While the disclosure has been described in connection with what is (are) considered the exemplary embodiment(s), it is understood that this disclosure is not limited to the disclosed embodiment(s) but is intended to cover various arrangements included within the spirit and scope of the broadest interpretation so as to encompass all such modifications and equivalent arrangements.

Claims

1. A microfluidic chip for collecting dielectric particles in a fluid sample to be tested, comprising:

an insulating substrate defining an electrode-forming region, which includes a first zone, a second zone spaced apart from said first zone, and an intermediate zone disposed between said first and second zones;

a first interdigitated electrode including: a first base electrode portion deposited on said first zone; and a plurality of first finger electrode portions, which are deposited on said intermediate zone and displaced from each other, and each of which extends from said first base electrode portion toward said second zone to terminate at a first finger end;

a second interdigitated electrode including: a second base electrode portion deposited on said second zone and spaced apart from said first finger end of each of said first finger electrode portions by a first clearance; and a plurality of second finger electrode portions, which are deposited on said intermediate zone, and which extend from said second base electrode portion toward said first zone to interdigitate with said first finger electrode portions of said first interdigitated electrode, each of said second finger electrode portions having a second finger end which is spaced apart from said first base electrode portion of said first interdigitated electrode by a second clearance; and

a dielectric layer which is formed on said first and second interdigitated electrodes and which is made from a semiconductive inorganic material having a dielectric constant of from 3.7 F/m to 80 F/m.

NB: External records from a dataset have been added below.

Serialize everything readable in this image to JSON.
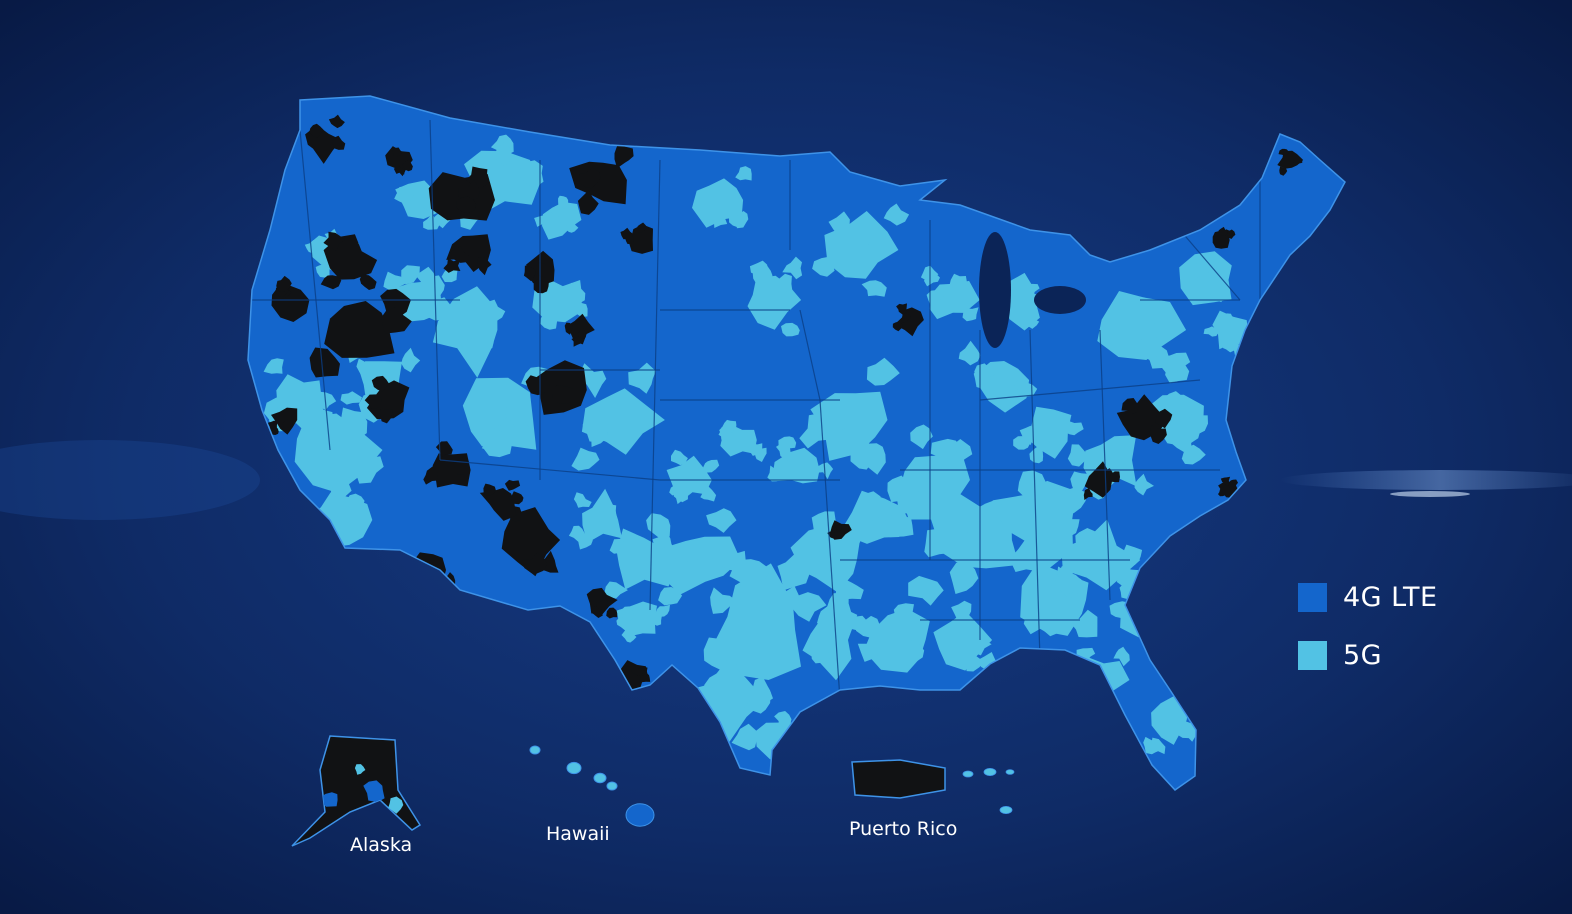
{
  "map": {
    "colors": {
      "background": "#0b2457",
      "lte": "#1466cc",
      "fiveg": "#52c2e4",
      "no_coverage": "#111214",
      "border": "#0b3f86"
    }
  },
  "legend": {
    "items": [
      {
        "label": "4G LTE",
        "color": "#1466cc"
      },
      {
        "label": "5G",
        "color": "#52c2e4"
      }
    ]
  },
  "territories": {
    "alaska": "Alaska",
    "hawaii": "Hawaii",
    "puerto_rico": "Puerto Rico"
  }
}
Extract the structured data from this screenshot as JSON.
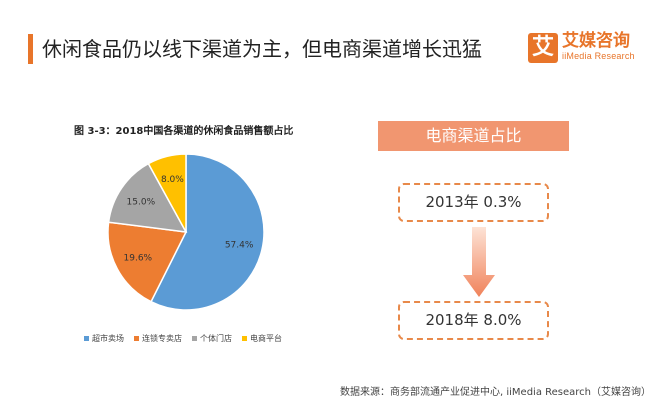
{
  "header": {
    "title": "休闲食品仍以线下渠道为主，但电商渠道增长迅猛",
    "brand_mark": "艾",
    "brand_name": "艾媒咨询",
    "brand_sub": "iiMedia Research"
  },
  "colors": {
    "accent": "#e8752a",
    "highlight": "#f19670"
  },
  "chart_data": {
    "type": "pie",
    "title": "图 3-3：2018中国各渠道的休闲食品销售额占比",
    "categories": [
      "超市卖场",
      "连锁专卖店",
      "个体门店",
      "电商平台"
    ],
    "values": [
      57.4,
      19.6,
      15.0,
      8.0
    ],
    "labels": [
      "57.4%",
      "19.6%",
      "15.0%",
      "8.0%"
    ],
    "colors": [
      "#5b9bd5",
      "#ed7d31",
      "#a5a5a5",
      "#ffc000"
    ],
    "legend_position": "bottom"
  },
  "ecommerce_share": {
    "title": "电商渠道占比",
    "items": [
      {
        "text": "2013年  0.3%"
      },
      {
        "text": "2018年  8.0%"
      }
    ]
  },
  "footer": {
    "source": "数据来源：商务部流通产业促进中心, iiMedia Research（艾媒咨询）"
  }
}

2. The microfluidic chip according to claim 1, wherein said semiconductive inorganic material is selected from the group consisting of silicon dioxide, hafnium dioxide, titanium dioxide, silicon nitride, and combinations thereof.

3. The microfluidic chip according to claim 1, wherein said dielectric layer has a thickness ranging from 100 nm to 300 nm.

4. The microfluidic chip according to claim 1, wherein said dielectric layer is formed by a coating process selected from the group consisting of electroplating, physical vapor deposition, chemical vapor deposition, spin coating, and combinations thereof.

5. The microfluidic chip according to claim 1, wherein

said first base electrode portion is of a circular shape,

said first finger electrode portions extend radially and outwardly from said first base electrode portion,

said second base electrode portion is of an annular shape surrounding said first finger electrode portions, and

said second finger electrode portions extend radially and inwardly from said second base electrode portion.

6. The microfluidic chip according to claim 5, wherein

each of said first finger electrode portions is configured as a strip, and

each of said second finger electrode portions is configured to converge toward said first base electrode portion.

7. The microfluidic chip according to claim 1, wherein said first and second base electrode portions are respectively configured as bars extending in a longitudinal direction and displaced from each other in a transverse direction.

8. The microfluidic chip according to claim 7, wherein

said first finger electrode portions are configured as strips extending in the transverse direction from said first base electrode portion, and

said second finger electrode portions are configured as strips extending in the transverse direction from said second base electrode portion.